On a heavily used system, sometimes, it’s not that apparent what process is causing a high amount of load to a certain drive. Once we have identified what drive is under load with iostat we can find the drives mount point (dmsetup ls) and then use a program called ‘lsof’ to find what processes have files open on that mount.
root@earth:~# dmsetup ls
vg_earth-boot (252:0)
vg_earth-swap (252:1)
vg_earth-root (252:2)
vg_earth-usr (252:2)
root@earth:~# mount | grep vg_earth-usr
/dev/mapper/vg_earth-app on /app type ext4 (rw,errors=remount-ro)
root@earth:~# lsof +D /usr/
COMMAND PID USER FD TYPE DEVICE SIZE/OFF NODE NAME
irqbalanc 1421 root txt REG 252,2 44136 13896668 /usr/sbin/irqbalance
sshd 8424 root mem REG 252,2 14536 13894192 /usr/lib/x86_64-linux-gnu/libck-connector.so.0.0.0
sshd 8518 dodwmd mem REG 252,2 14536 13894192 /usr/lib/x86_64-linux-gnu/libck-connector.so.0.0.0
php-cgi 9346 www-data cwd DIR 252,2 49152 13893777 /usr/bin
php-cgi 9346 www-data txt REG 252,2 9022832 13894634 /usr/bin/php5-cgi
php-cgi 9346 www-data mem REG 252,2 162032 4333607 /usr/lib/php5/20121212/xcache.so
php-cgi 9346 www-data mem REG 252,2 179184 13894891 /usr/lib/x86_64-linux-gnu/libedit.so.2.0.47
php-cgi 9346 www-data mem REG 252,2 31472 4332415 /usr/lib/php5/20121212/readline.so
...
...iotop
If we still don’t know what file(s) are being written to the most, you can use a program called ‘iotop’ to figure out what files on a certain mount are being written to more than anything else.

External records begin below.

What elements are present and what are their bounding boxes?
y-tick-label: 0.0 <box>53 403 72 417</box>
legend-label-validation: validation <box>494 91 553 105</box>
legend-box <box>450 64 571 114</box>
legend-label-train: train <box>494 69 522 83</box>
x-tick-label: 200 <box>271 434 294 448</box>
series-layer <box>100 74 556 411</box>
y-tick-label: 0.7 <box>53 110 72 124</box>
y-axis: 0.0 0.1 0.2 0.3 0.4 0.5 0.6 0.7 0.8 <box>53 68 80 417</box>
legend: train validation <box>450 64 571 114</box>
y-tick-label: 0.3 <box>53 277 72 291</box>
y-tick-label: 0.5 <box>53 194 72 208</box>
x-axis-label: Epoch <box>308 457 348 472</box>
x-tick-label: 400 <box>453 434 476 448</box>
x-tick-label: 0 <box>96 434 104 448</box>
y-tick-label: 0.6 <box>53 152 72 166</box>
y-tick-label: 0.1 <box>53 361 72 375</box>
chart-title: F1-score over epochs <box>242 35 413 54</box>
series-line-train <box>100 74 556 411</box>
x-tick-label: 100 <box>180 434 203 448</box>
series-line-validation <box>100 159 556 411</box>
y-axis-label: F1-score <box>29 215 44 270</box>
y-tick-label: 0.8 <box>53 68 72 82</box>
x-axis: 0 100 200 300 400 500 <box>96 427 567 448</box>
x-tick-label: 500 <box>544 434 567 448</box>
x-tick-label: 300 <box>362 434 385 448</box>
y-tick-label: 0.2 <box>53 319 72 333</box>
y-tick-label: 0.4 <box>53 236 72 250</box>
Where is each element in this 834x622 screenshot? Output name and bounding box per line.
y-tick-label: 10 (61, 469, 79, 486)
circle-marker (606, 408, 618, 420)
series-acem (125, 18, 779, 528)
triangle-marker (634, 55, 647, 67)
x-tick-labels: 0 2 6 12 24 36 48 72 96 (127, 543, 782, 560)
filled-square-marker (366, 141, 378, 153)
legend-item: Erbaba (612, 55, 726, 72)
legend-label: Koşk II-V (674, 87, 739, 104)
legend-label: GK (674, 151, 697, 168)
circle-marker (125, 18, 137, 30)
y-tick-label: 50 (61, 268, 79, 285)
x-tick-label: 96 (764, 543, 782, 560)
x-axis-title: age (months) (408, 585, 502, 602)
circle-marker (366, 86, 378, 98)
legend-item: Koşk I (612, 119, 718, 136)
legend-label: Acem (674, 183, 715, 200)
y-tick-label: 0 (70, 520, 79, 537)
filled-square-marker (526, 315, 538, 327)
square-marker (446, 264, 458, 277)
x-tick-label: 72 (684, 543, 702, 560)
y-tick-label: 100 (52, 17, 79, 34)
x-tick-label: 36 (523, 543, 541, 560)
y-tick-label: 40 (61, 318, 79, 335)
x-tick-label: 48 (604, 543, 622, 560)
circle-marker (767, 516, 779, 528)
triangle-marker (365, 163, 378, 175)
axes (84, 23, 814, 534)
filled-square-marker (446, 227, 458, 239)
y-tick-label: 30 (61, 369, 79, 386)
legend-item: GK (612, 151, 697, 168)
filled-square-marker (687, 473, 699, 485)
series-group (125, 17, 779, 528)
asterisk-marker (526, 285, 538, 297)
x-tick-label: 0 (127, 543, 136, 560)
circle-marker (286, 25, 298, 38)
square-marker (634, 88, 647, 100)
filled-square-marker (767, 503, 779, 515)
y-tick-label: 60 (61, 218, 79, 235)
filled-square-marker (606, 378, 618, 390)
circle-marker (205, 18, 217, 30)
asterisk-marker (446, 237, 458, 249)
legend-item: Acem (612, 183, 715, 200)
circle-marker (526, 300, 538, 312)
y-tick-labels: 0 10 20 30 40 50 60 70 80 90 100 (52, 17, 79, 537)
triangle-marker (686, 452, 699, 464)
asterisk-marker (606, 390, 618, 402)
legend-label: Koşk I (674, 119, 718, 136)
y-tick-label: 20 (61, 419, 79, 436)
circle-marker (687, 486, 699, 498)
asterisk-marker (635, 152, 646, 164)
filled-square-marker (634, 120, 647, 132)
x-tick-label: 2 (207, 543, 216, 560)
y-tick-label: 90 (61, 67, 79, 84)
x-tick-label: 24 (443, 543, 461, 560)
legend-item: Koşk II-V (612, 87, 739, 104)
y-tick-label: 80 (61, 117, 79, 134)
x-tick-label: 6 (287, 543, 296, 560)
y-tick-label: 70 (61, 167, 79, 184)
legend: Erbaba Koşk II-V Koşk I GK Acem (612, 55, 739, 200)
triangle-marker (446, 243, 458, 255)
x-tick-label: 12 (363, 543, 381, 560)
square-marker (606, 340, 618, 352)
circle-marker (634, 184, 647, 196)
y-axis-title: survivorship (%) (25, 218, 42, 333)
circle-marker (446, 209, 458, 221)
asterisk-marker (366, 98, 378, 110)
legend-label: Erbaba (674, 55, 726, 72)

root@earth:/# iotop -o -a -P -b -d 5 -n 5 `lsof +D /usr -t | sed 's/^/-p /g'`
Total DISK READ : 0.00 B/s | Total DISK WRITE : 0.00 B/s
Actual DISK READ: 0.00 B/s | Actual DISK WRITE: 0.00 B/s
PID PRIO USER DISK READ DISK WRITE SWAPIN IO COMMAND
Total DISK READ : 0.00 B/s | Total DISK WRITE : 27.94 K/s
Actual DISK READ: 0.00 B/s | Actual DISK WRITE: 107.77 K/s
PID PRIO USER DISK READ DISK WRITE SWAPIN IO COMMAND
20396 be/4 www-data 0.00 B 24.00 K 0.00 % 2.24 % php-cgi
32108 be/4 www-data 0.00 B 4.00 K 0.00 % 0.00 % php-cgi
Total DISK READ : 59.67 K/s | Total DISK WRITE : 3.98 K/s
Actual DISK READ: 59.67 K/s | Actual DISK WRITE: 3.98 K/s
PID PRIO USER DISK READ DISK WRITE SWAPIN IO COMMAND
20396 be/4 www-data 0.00 B 24.00 K 0.00 % 1.12 % php-cgi
32108 be/4 www-data 0.00 B 4.00 K 0.00 % 0.00 % php-cgi
Total DISK READ : 0.00 B/s | Total DISK WRITE : 0.00 B/s
Actual DISK READ: 0.00 B/s | Actual DISK WRITE: 0.00 B/s
PID PRIO USER DISK READ DISK WRITE SWAPIN IO COMMAND
20396 be/4 www-data 0.00 B 24.00 K 0.00 % 0.75 % php-cgi
32108 be/4 www-data 0.00 B 4.00 K 0.00 % 0.00 % php-cgi
Total DISK READ : 0.00 B/s | Total DISK WRITE : 3.98 K/s
Actual DISK READ: 0.00 B/s | Actual DISK WRITE: 286.66 K/s
PID PRIO USER DISK READ DISK WRITE SWAPIN IO COMMAND
20396 be/4 www-data 0.00 B 24.00 K 0.00 % 0.56 % php-cgi
32108 be/4 www-data 0.00 B 4.00 K 0.00 % 0.00 % php-cgi
root@earth:/#In the above command we ask iotop: (-o) Only show processes or threads actually doing I/O, (-a) Show accumulated I/O instead of bandwidth, (-P) only show processes - not threads, (-b) turn on non-interactive mode, (-d 5) set the delay between iterations in seconds, (-n 5) set the number of iterations before quitting. Then we call lsof +D /usr -t to output only the PID’s that are currently using /usr and use sed to put -p in front of the PID so that it can be called with iotop. In the output you now have a list of PID’s that are currently using disk I/O on the drive in question.
Using some really great tools we’re able to figure out exactly what is causing heavy load of a file system so that we can deliver a better experience to users while ensuring we don’t over deliver and increase the costs of hosting.